Smaller distributors, such as IFC Films, Saban Films and RLJE Entertainment have thrived during the pandemic. IFC monetized the release of “The Rental” by offering drive-in screenings, as well as video on demand (VOD), which resulted in $420,871 in box office over its opening weekend, while also becoming the top-rented film on Apple TV and iTunes. It became the second film to ever top VOD charts and the box office in the same weekend, joining Universal’s mega-budget animated sequel “Trolls World Tour.”
These kind of innovative distribution models will prove crucial in making Sundance deals this year as well, the insiders said, especially for companies like Searchlight, Focus and Sony Classics that have traditionally relied more on a traditional theatrical release strategy.
“It’s a moment where the market is going to be primarily focused on what will we do while theaters are closed until probably Q2,” one agent selling at Sundance this year said. “For anyone who is in the streaming market, this is obviously a great time, but there is a desire for theatrical from buyers — they are thinking, ‘We didn’t make anything last year, we are going to have holes in our slate.’ I think people are bullish.”
Wheeler agreed: “The question is how do the more theatrically focused distributors adapt and adjust.

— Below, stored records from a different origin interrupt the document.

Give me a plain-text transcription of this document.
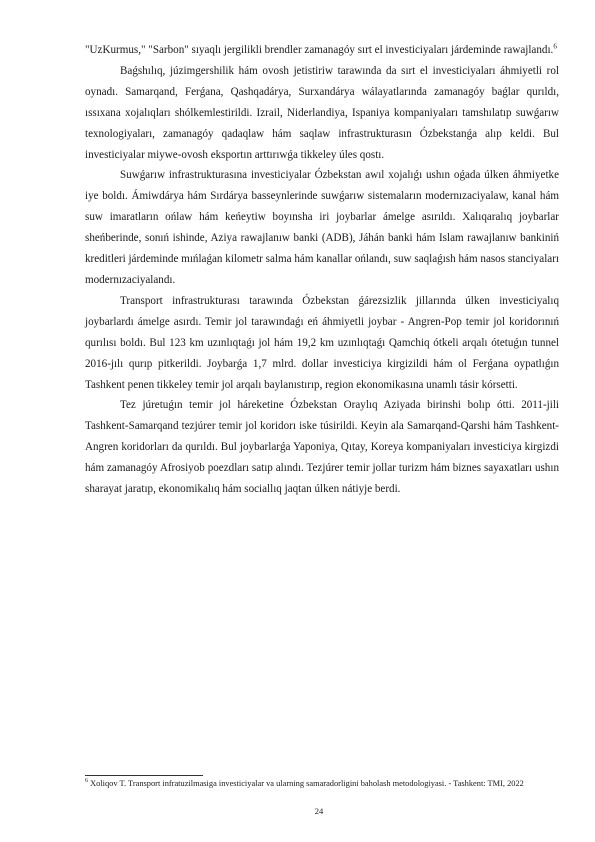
"UzKurmus," "Sarbon" sıyaqlı jergilikli brendler zamanagóy sırt el investiciyaları járdeminde rawajlandı.$^6$

Baǵshılıq, júzimgershilik hám ovosh jetistiriw tarawında da sırt el investiciyaları áhmiyetli rol oynadı. Samarqand, Ferǵana, Qashqadárya, Surxandárya wálayatlarında zamanagóy baǵlar qurıldı, ıssıxana xojalıqları shólkemlestirildi. Izrail, Niderlandiya, Ispaniya kompaniyaları tamshılatıp suwǵarıw texnologiyaları, zamanagóy qadaqlaw hám saqlaw infrastrukturasın Ózbekstanǵa alıp keldi. Bul investiciyalar miywe-ovosh eksportın arttırıwǵa tikkeley úles qostı.

Suwǵarıw infrastrukturasına investiciyalar Ózbekstan awıl xojalıǵı ushın oǵada úlken áhmiyetke iye boldı. Ámiwdárya hám Sırdárya basseynlerinde suwǵarıw sistemaların modernızaciyalaw, kanal hám suw imaratların ońlaw hám keńeytiw boyınsha iri joybarlar ámelge asırıldı. Xalıqaralıq joybarlar sheńberinde, sonıń ishinde, Aziya rawajlanıw banki (ADB), Jáhán banki hám Islam rawajlanıw bankiniń kreditleri járdeminde mıńlaǵan kilometr salma hám kanallar ońlandı, suw saqlaǵısh hám nasos stanciyaları modernızaciyalandı.

Transport infrastrukturası tarawında Ózbekstan ǵárezsizlik jillarında úlken investiciyalıq joybarlardı ámelge asırdı. Temir jol tarawındaǵı eń áhmiyetli joybar - Angren-Pop temir jol koridorınıń qurılısı boldı. Bul 123 km uzınlıqtaǵı jol hám 19,2 km uzınlıqtaǵı Qamchiq ótkeli arqalı ótetuǵın tunnel 2016-jılı qurıp pitkerildi. Joybarǵa 1,7 mlrd. dollar investiciya kirgizildi hám ol Ferǵana oypatlıǵın Tashkent penen tikkeley temir jol arqalı baylanıstırıp, region ekonomikasına unamlı tásir kórsetti.

Tez júretuǵın temir jol háreketine Ózbekstan Oraylıq Aziyada birinshi bolıp ótti. 2011-jili Tashkent-Samarqand tezjúrer temir jol koridorı iske túsirildi. Keyin ala Samarqand-Qarshi hám Tashkent-Angren koridorları da qurıldı. Bul joybarlarǵa Yaponiya, Qıtay, Koreya kompaniyaları investiciya kirgizdi hám zamanagóy Afrosiyob poezdları satıp alındı. Tezjúrer temir jollar turizm hám biznes sayaxatları ushın sharayat jaratıp, ekonomikalıq hám sociallıq jaqtan úlken nátiyje berdi.

$^6$ Xoliqov T. Transport infratuzilmasiga investiciyalar va ularning samaradorligini baholash metodologiyasi. - Tashkent: TMI, 2022
24
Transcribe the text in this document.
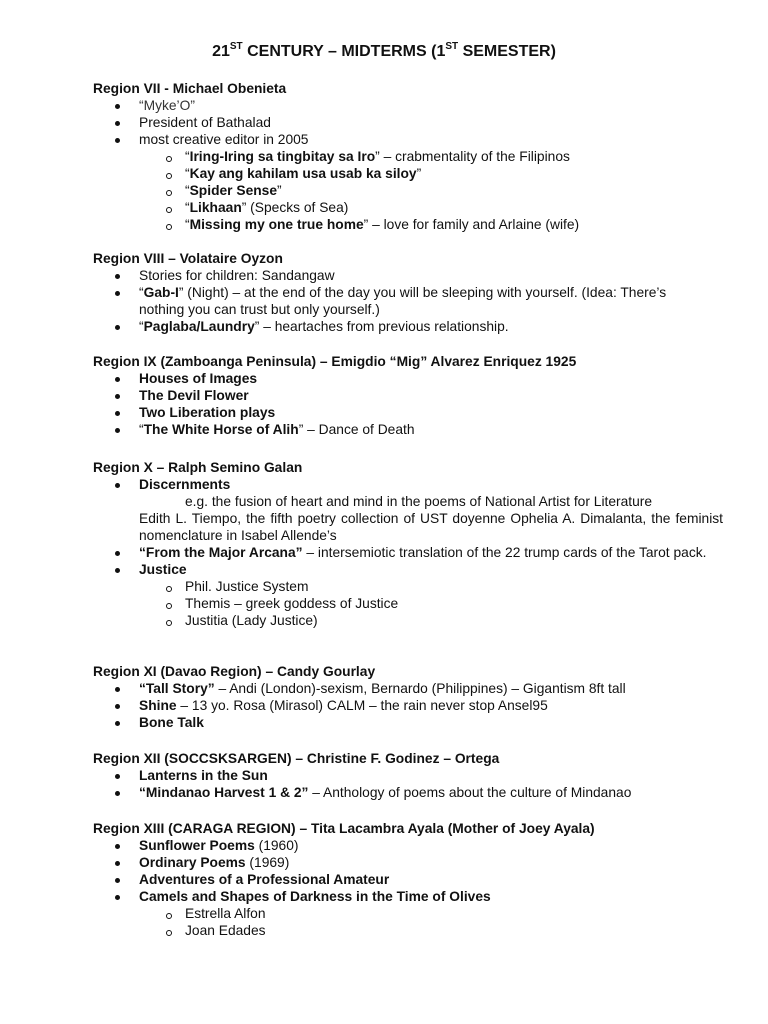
21ST CENTURY – MIDTERMS (1ST SEMESTER)
Region VII - Michael Obenieta
“Myke’O”
President of Bathalad
most creative editor in 2005
“Iring-Iring sa tingbitay sa Iro” – crabmentality of the Filipinos
“Kay ang kahilam usa usab ka siloy”
“Spider Sense”
“Likhaan” (Specks of Sea)
“Missing my one true home” – love for family and Arlaine (wife)
Region VIII – Volataire Oyzon
Stories for children: Sandangaw
“Gab-I” (Night) – at the end of the day you will be sleeping with yourself. (Idea: There’s
nothing you can trust but only yourself.)
“Paglaba/Laundry” – heartaches from previous relationship.
Region IX (Zamboanga Peninsula) – Emigdio “Mig” Alvarez Enriquez 1925
Houses of Images
The Devil Flower
Two Liberation plays
“The White Horse of Alih” – Dance of Death
Region X – Ralph Semino Galan
Discernments
e.g. the fusion of heart and mind in the poems of National Artist for Literature
Edith L. Tiempo, the fifth poetry collection of UST doyenne Ophelia A. Dimalanta, the feminist nomenclature in Isabel Allende’s
“From the Major Arcana” – intersemiotic translation of the 22 trump cards of the Tarot pack.
Justice
Phil. Justice System
Themis – greek goddess of Justice
Justitia (Lady Justice)
Region XI (Davao Region) – Candy Gourlay
“Tall Story” – Andi (London)-sexism, Bernardo (Philippines) – Gigantism 8ft tall
Shine – 13 yo. Rosa (Mirasol) CALM – the rain never stop Ansel95
Bone Talk
Region XII (SOCCSKSARGEN) – Christine F. Godinez – Ortega
Lanterns in the Sun
“Mindanao Harvest 1 & 2” – Anthology of poems about the culture of Mindanao
Region XIII (CARAGA REGION) – Tita Lacambra Ayala (Mother of Joey Ayala)
Sunflower Poems (1960)
Ordinary Poems (1969)
Adventures of a Professional Amateur
Camels and Shapes of Darkness in the Time of Olives
Estrella Alfon
Joan Edades
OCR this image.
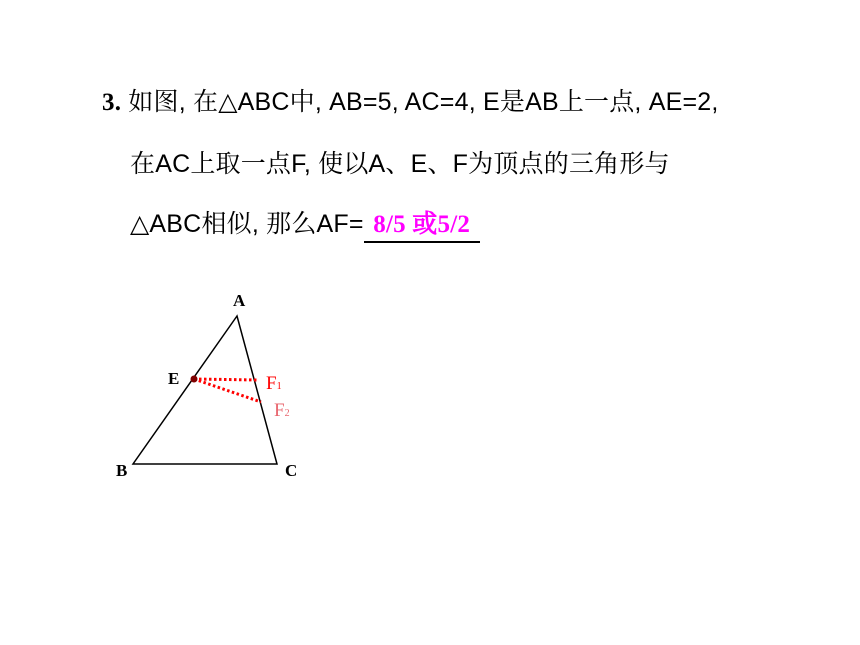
3. 如图, 在△ABC中, AB=5, AC=4, E是AB上一点, AE=2,
在AC上取一点F, 使以A、E、F为顶点的三角形与
△ABC相似, 那么AF= 8/5 或5/2
A
B	C
E	F1
F2
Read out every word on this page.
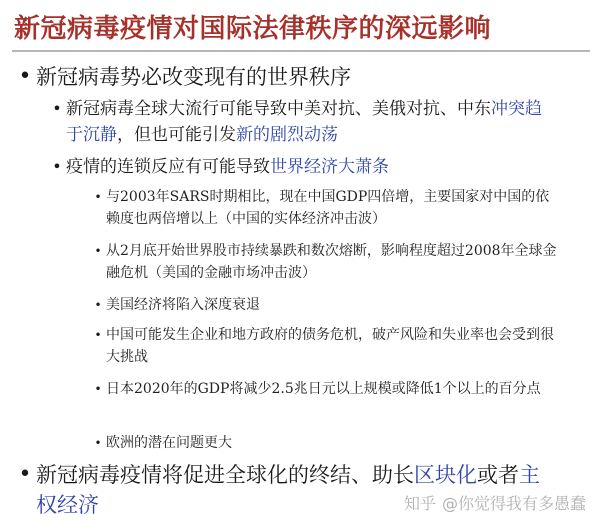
新冠病毒疫情对国际法律秩序的深远影响
• 新冠病毒势必改变现有的世界秩序
• 新冠病毒全球大流行可能导致中美对抗、美俄对抗、中东冲突趋于沉静，但也可能引发新的剧烈动荡
• 疫情的连锁反应有可能导致世界经济大萧条
• 与2003年SARS时期相比，现在中国GDP四倍增，主要国家对中国的依赖度也两倍增以上（中国的实体经济冲击波）
• 从2月底开始世界股市持续暴跌和数次熔断，影响程度超过2008年全球金融危机（美国的金融市场冲击波）
• 美国经济将陷入深度衰退
• 中国可能发生企业和地方政府的债务危机，破产风险和失业率也会受到很大挑战
• 日本2020年的GDP将减少2.5兆日元以上规模或降低1个以上的百分点
• 欧洲的潜在问题更大
• 新冠病毒疫情将促进全球化的终结、助长区块化或者主权经济	知乎 @你觉得我有多愚蠢
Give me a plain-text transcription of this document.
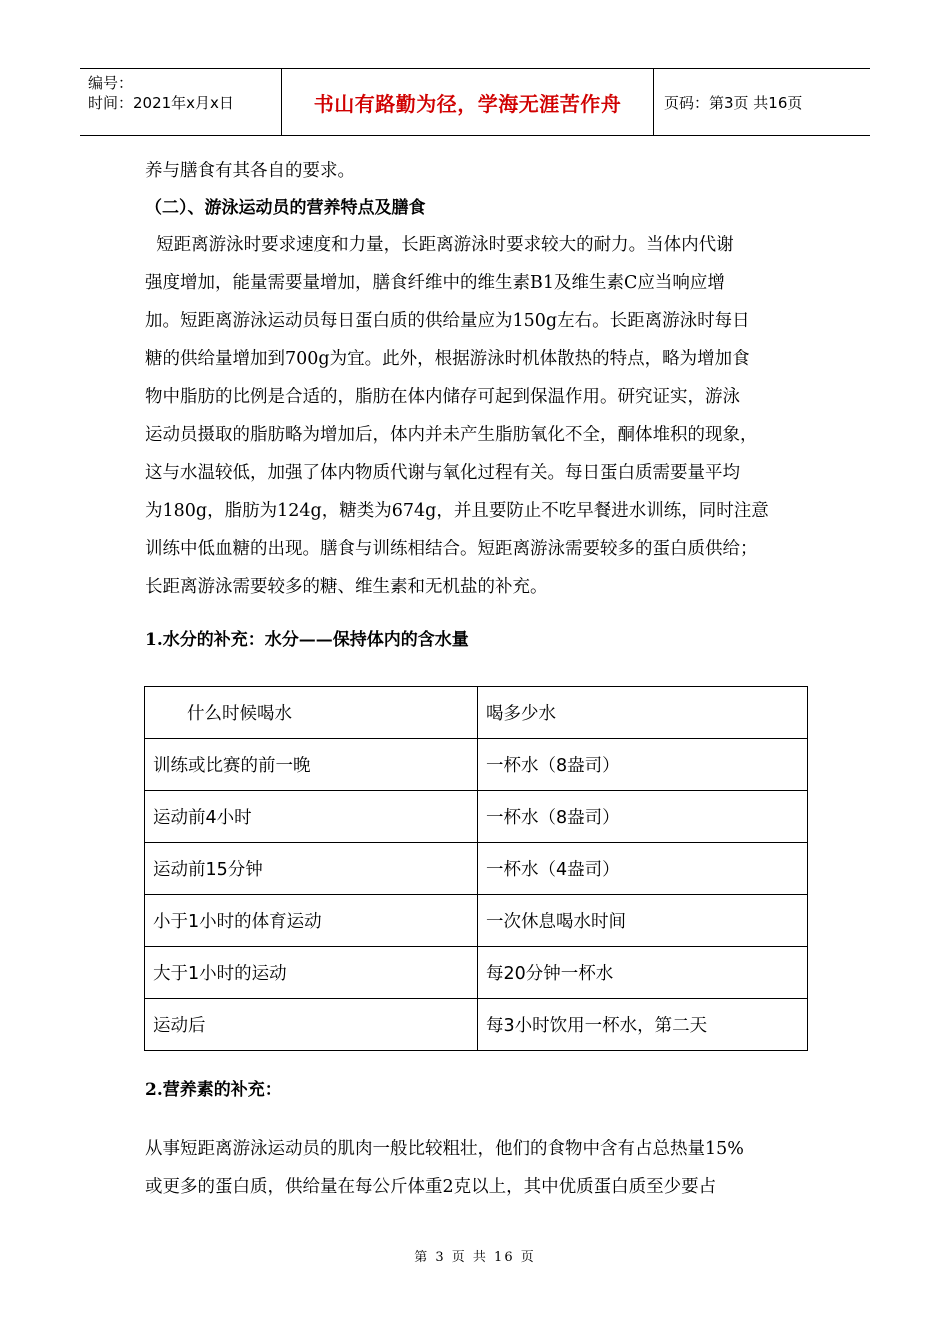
编号：
时间：2021年x月x日	书山有路勤为径，学海无涯苦作舟	页码：第3页 共16页

养与膳食有其各自的要求。

（二）、游泳运动员的营养特点及膳食

短距离游泳时要求速度和力量，长距离游泳时要求较大的耐力。当体内代谢

强度增加，能量需要量增加，膳食纤维中的维生素B1及维生素C应当响应增

加。短距离游泳运动员每日蛋白质的供给量应为150g左右。长距离游泳时每日

糖的供给量增加到700g为宜。此外，根据游泳时机体散热的特点，略为增加食

物中脂肪的比例是合适的，脂肪在体内储存可起到保温作用。研究证实，游泳

运动员摄取的脂肪略为增加后，体内并未产生脂肪氧化不全，酮体堆积的现象，

这与水温较低，加强了体内物质代谢与氧化过程有关。每日蛋白质需要量平均

为180g，脂肪为124g，糖类为674g，并且要防止不吃早餐进水训练，同时注意

训练中低血糖的出现。膳食与训练相结合。短距离游泳需要较多的蛋白质供给；

长距离游泳需要较多的糖、维生素和无机盐的补充。

1.水分的补充：水分——保持体内的含水量
什么时候喝水	喝多少水
训练或比赛的前一晚	一杯水（8盎司）
运动前4小时	一杯水（8盎司）
运动前15分钟	一杯水（4盎司）
小于1小时的体育运动	一次休息喝水时间
大于1小时的运动	每20分钟一杯水
运动后	每3小时饮用一杯水，第二天
2.营养素的补充：

从事短距离游泳运动员的肌肉一般比较粗壮，他们的食物中含有占总热量15%

或更多的蛋白质，供给量在每公斤体重2克以上，其中优质蛋白质至少要占

第 3 页 共 16 页
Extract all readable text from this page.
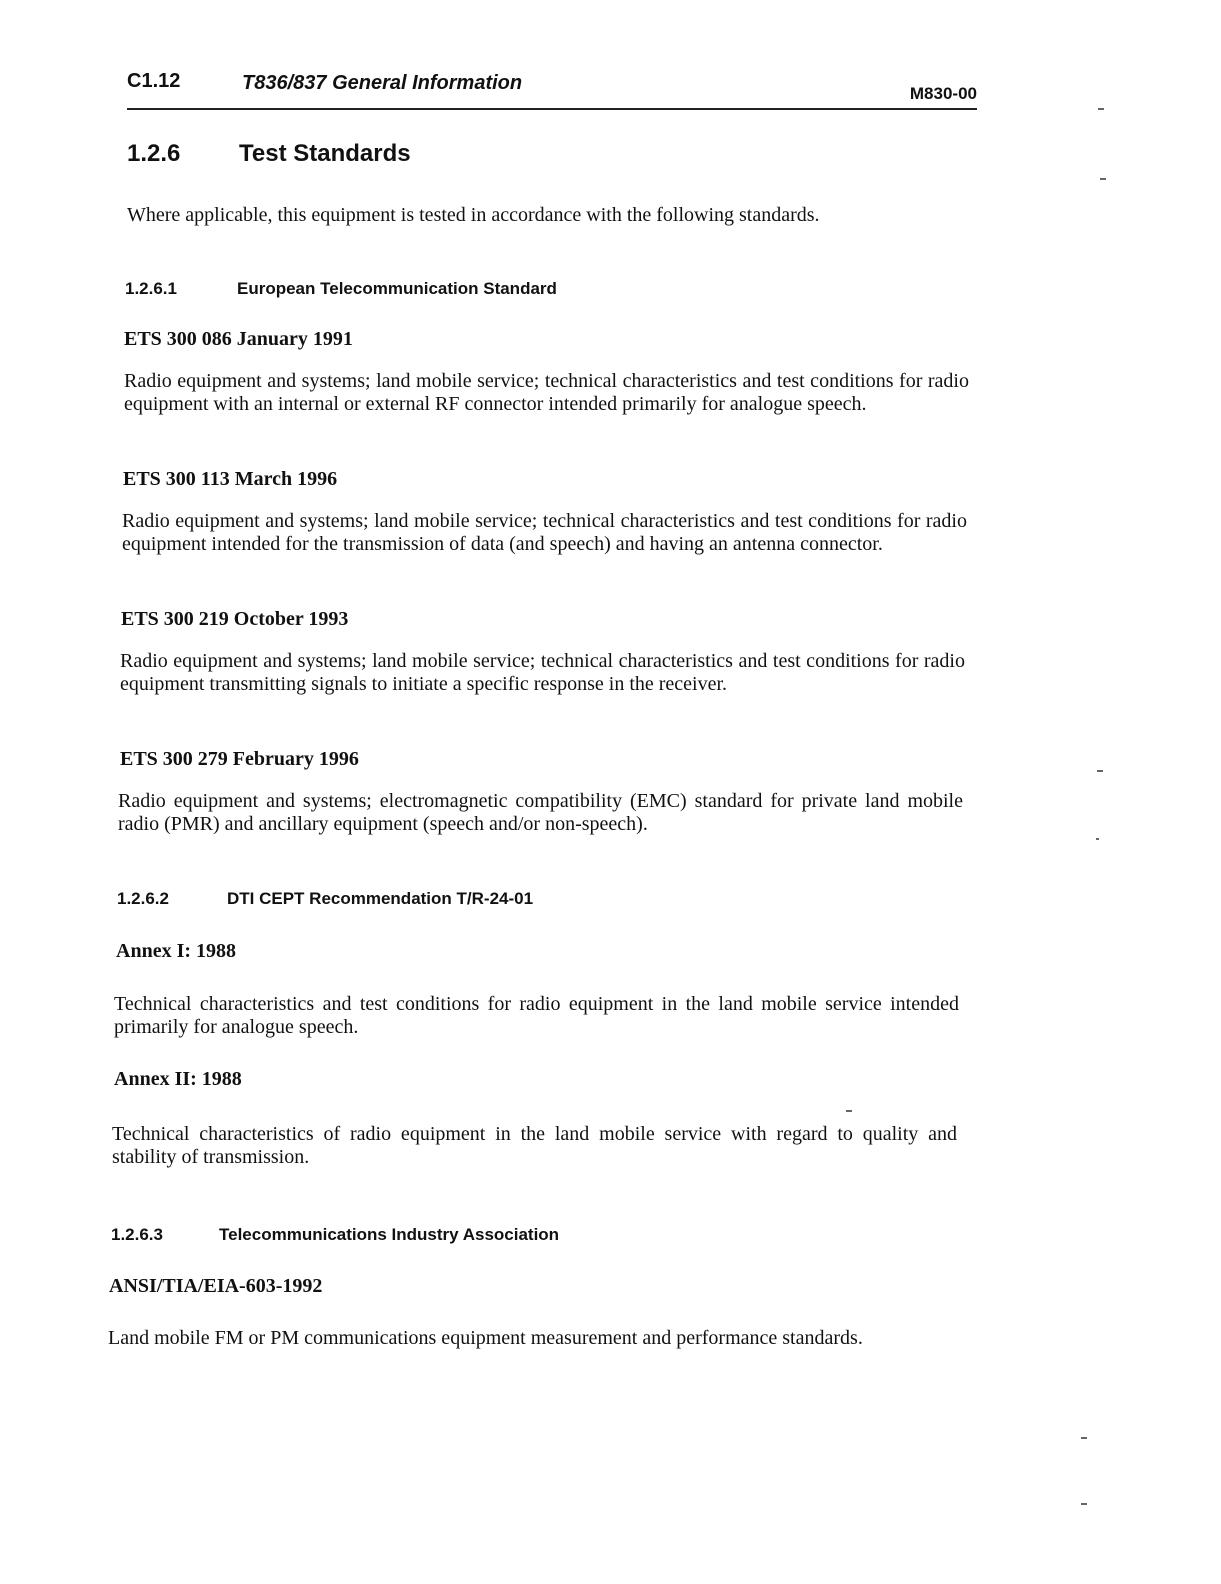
C1.12	T836/837 General Information	M830-00
1.2.6 Test Standards
Where applicable, this equipment is tested in accordance with the following standards.
1.2.6.1	European Telecommunication Standard
ETS 300 086 January 1991
Radio equipment and systems; land mobile service; technical characteristics and test conditions for radio equipment with an internal or external RF connector intended primarily for analogue speech.
ETS 300 113 March 1996
Radio equipment and systems; land mobile service; technical characteristics and test conditions for radio equipment intended for the transmission of data (and speech) and having an antenna connector.
ETS 300 219 October 1993
Radio equipment and systems; land mobile service; technical characteristics and test conditions for radio equipment transmitting signals to initiate a specific response in the receiver.
ETS 300 279 February 1996
Radio equipment and systems; electromagnetic compatibility (EMC) standard for private land mobile radio (PMR) and ancillary equipment (speech and/or non-speech).
1.2.6.2	DTI CEPT Recommendation T/R-24-01
Annex I: 1988
Technical characteristics and test conditions for radio equipment in the land mobile service intended primarily for analogue speech.
Annex II: 1988
Technical characteristics of radio equipment in the land mobile service with regard to quality and stability of transmission.
1.2.6.3	Telecommunications Industry Association
ANSI/TIA/EIA-603-1992
Land mobile FM or PM communications equipment measurement and performance standards.
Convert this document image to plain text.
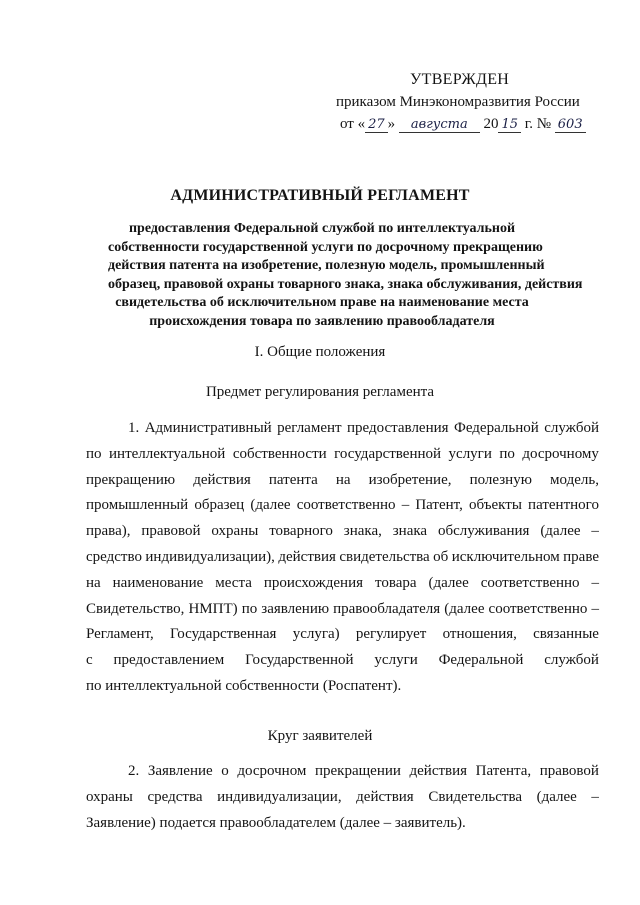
УТВЕРЖДЕН
приказом Минэкономразвития России
от « 27 » августа 20 15 г. № 603
АДМИНИСТРАТИВНЫЙ РЕГЛАМЕНТ
предоставления Федеральной службой по интеллектуальной
собственности государственной услуги по досрочному прекращению
действия патента на изобретение, полезную модель, промышленный
образец, правовой охраны товарного знака, знака обслуживания, действия
свидетельства об исключительном праве на наименование места
происхождения товара по заявлению правообладателя
I. Общие положения
Предмет регулирования регламента
1. Административный регламент предоставления Федеральной службой
по интеллектуальной собственности государственной услуги по досрочному
прекращению действия патента на изобретение, полезную модель,
промышленный образец (далее соответственно – Патент, объекты патентного
права), правовой охраны товарного знака, знака обслуживания (далее –
средство индивидуализации), действия свидетельства об исключительном праве
на наименование места происхождения товара (далее соответственно –
Свидетельство, НМПТ) по заявлению правообладателя (далее соответственно –
Регламент, Государственная услуга) регулирует отношения, связанные
с предоставлением Государственной услуги Федеральной службой
по интеллектуальной собственности (Роспатент).
Круг заявителей
2. Заявление о досрочном прекращении действия Патента, правовой
охраны средства индивидуализации, действия Свидетельства (далее –
Заявление) подается правообладателем (далее – заявитель).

I think we will continue to see some more creativity and flexibility in their release patterns and potentially more partnerships with the streamers.”
Of course, there are already synergies in place. In December, Disney-owned Hulu announced it will be the home of films from corporate sibling Searchlight, while A24 lined up a streaming deal with Apple. And last year, Neon partnered up with Hulu (on the record-breaking “Palm Springs” deal, for example).
With theaters still mostly closed nationwide, all eyes are on the streamers — who both have more need for content and the cash to spend for it. In addition, there are more players in the space since last year — from HBO Max to Peacock to the soon-to-launch Paramount+.
Brian Welk contributed to this report.